There really is no golden rule in deciding which instrument to go for, but considering the following should really help.
- Motivation: The student must show an interest in the chosen instrument. This motivation can come about for many different reasons – perhaps a friend or family member plays that instrument, perhaps they love the sound, or the way it looks, or they like the teacher of that instrument in school, or they want to join a local group or band they’ve seen, or they have seen the instrument at a concert or on TV. The key thing is that the student wants to do it. Learning an instrument is not easy, so trying to learn one you don’t really want to do at the outset really won’t help!
- Making Music With Others: Consider whether your chosen instrument will offer opportunities to play music with other people or not. Students who learn instruments such as violin,cello, flute, saxophone, clarinet, trumpet, cornet, trombone, baritone horn, tenor horn will soon be able to play in music groups with others, usually within 12 to 18 months – for example, see information on our Junior Orchestra. Playing music with others can open up all sorts of exciting possibilities, such as being able to take part in concerts with school or Music for Life music groups. Playing music this way is, for many, where the excitement of music lies. Being part of a music group is a great way to make lifelong friends! Group opportunities are also available for guitarists. Opportunities can be fewer for drummers for the simple reason that most bands only need one drummer. Both keyboard and piano are generally considered to be solo instruments and although there can be occasional opportunities for these instruments to play in a group, they are few and far between. However, on the plus side young people can find piano and keyboard to be more enjoyable to play on their own at home than instruments such as band or orchestral instruments. This can make home practice, playing for relaxation, and performing to family and friends at home really enjoyable. And, of course, keyboard skills are incredibly useful to musicians who start to compose their own music.
- Physical suitability and right age to start: The student needs to be old enough to learn successfully. Starting too early can be very discouraging. It is much better to wait until they are physically and intellectually able to cope with the demands of learning an instrument. These are general rules, and like all such rules there will be exceptions, but we feel this is a good guide. Music for Life does not provide lessons for children in Reception class at primary school.
- 6-8 years of age; violin, keyboard or piano suitable. These instruments provide an excellent introduction to music. Many families may already have access to a piano or a keyboard and violins are relatively cheap instruments to buy or rent and have the huge bonus that, within 12 months or so, children can be making music with others in a group. Guitar is best started at around 7 or 8 years of age, but some teachers will start children a bit younger than this.
- 8-9 years of age or older: children can start on wind instruments such as trumpet, trombone, saxophone, flute, clarinet when they are big enough to hold them comfortably.
- Availability: Find out from school which instruments are currently being taught there. We may find we are not be able to arrange lessons on other instruments right away, but will do our very best to do so should there be demand (usually six pupils or more).
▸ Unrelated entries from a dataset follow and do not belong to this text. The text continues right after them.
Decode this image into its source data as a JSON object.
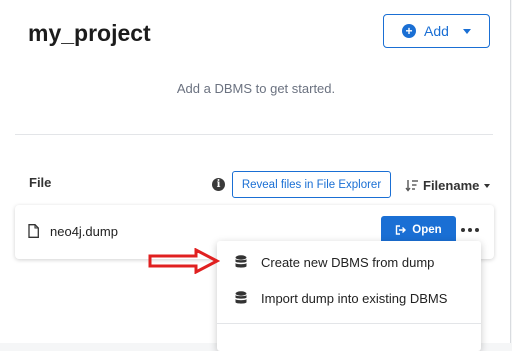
{
  "project": {
    "title": "my_project"
  },
  "toolbar": {
    "add_label": "Add",
    "add_icon": "plus-circle-icon"
  },
  "dbms_section": {
    "empty_message": "Add a DBMS to get started."
  },
  "files_section": {
    "header": "File",
    "reveal_label": "Reveal files in File Explorer",
    "sort_label": "Filename",
    "files": [
      {
        "name": "neo4j.dump",
        "open_label": "Open"
      }
    ]
  },
  "context_menu": {
    "items": [
      {
        "label": "Create new DBMS from dump",
        "icon": "database-icon"
      },
      {
        "label": "Import dump into existing DBMS",
        "icon": "database-icon"
      }
    ]
  },
  "colors": {
    "accent": "#1a6fd4",
    "arrow": "#e02020"
  }
}
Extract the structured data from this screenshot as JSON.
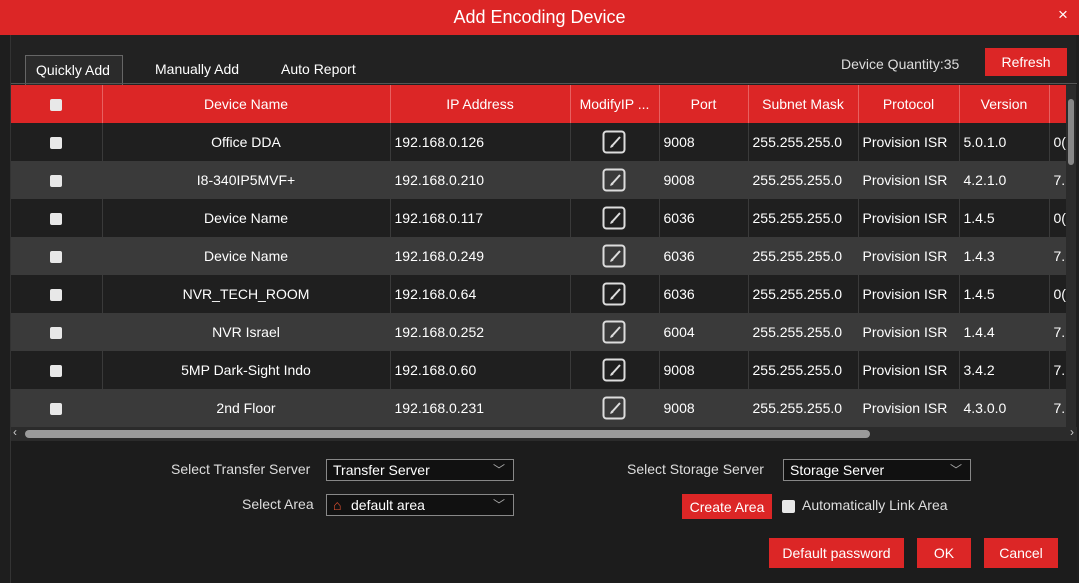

Talk to other pupils or parents, go to a music shop to try an instrument out (but don’t ever be put off because you can’t get a good sound first time!), or come along to listen to MfL musicians in concert!!
Praise for Music for Life
Mr and Mrs Hughes, Macclesfield
Dr Sims, Upton, Wirral
In 2 short years, my daughter has progressed to now starting work on grade 4 flute. We are absolutely delighted with this and so very grateful to Mrs Oade who has inspired and encouraged Rebekah so much. The standard of her teaching has been second to none and Rebekah has consistently undertaken her practice with no prompting. We are now re-locating and can only hope that Rebekah’s new teacher is anywhere near as excellent as Mrs Oade.
Thank you to ‘Music for Life’. Rebekah was schooled in the private sector for prep and had music lessons arranged with individual instrument teachers. The system was nowhere near as efficient and required significantly more monitoring and intervention on my part. Please do keep doing what you’re doing, I’m sure it is changing so many young persons lives for the better!
Mrs Batchelor, Chester
I just wanted to say thank you to his tutors and MfL for inspiring my son and being brilliant, encouraging teachers. It has been a great experience for him. He is autistic and we have been amazed how he has progressed. It has given him confidence and been a calming influence for him.
Mrs Lavelle, Altrincham
Your emphasis on inclusion and excellence in seemingly equal measure is really remarkable. The performances were much more joyful and committed than anything we have seen before from people of that age and experience. Your choice of music, the type of arranging and the personalities of the people you employ clearly works very well and is something of a special formula.
Mrs Sadler, Crewe
As someone who has always taken a sympathetic and supportive interest in our daughter (whom you know to be severely /profoundly deaf ) we thought you would want to know that she has won a National competition for deaf musicians! Her prize includes a 2 day Masterclass, taught by specialists of national repute and then she is playing at the Birmingham Rep Theatre. Well done Mrs Turner and Music For Life!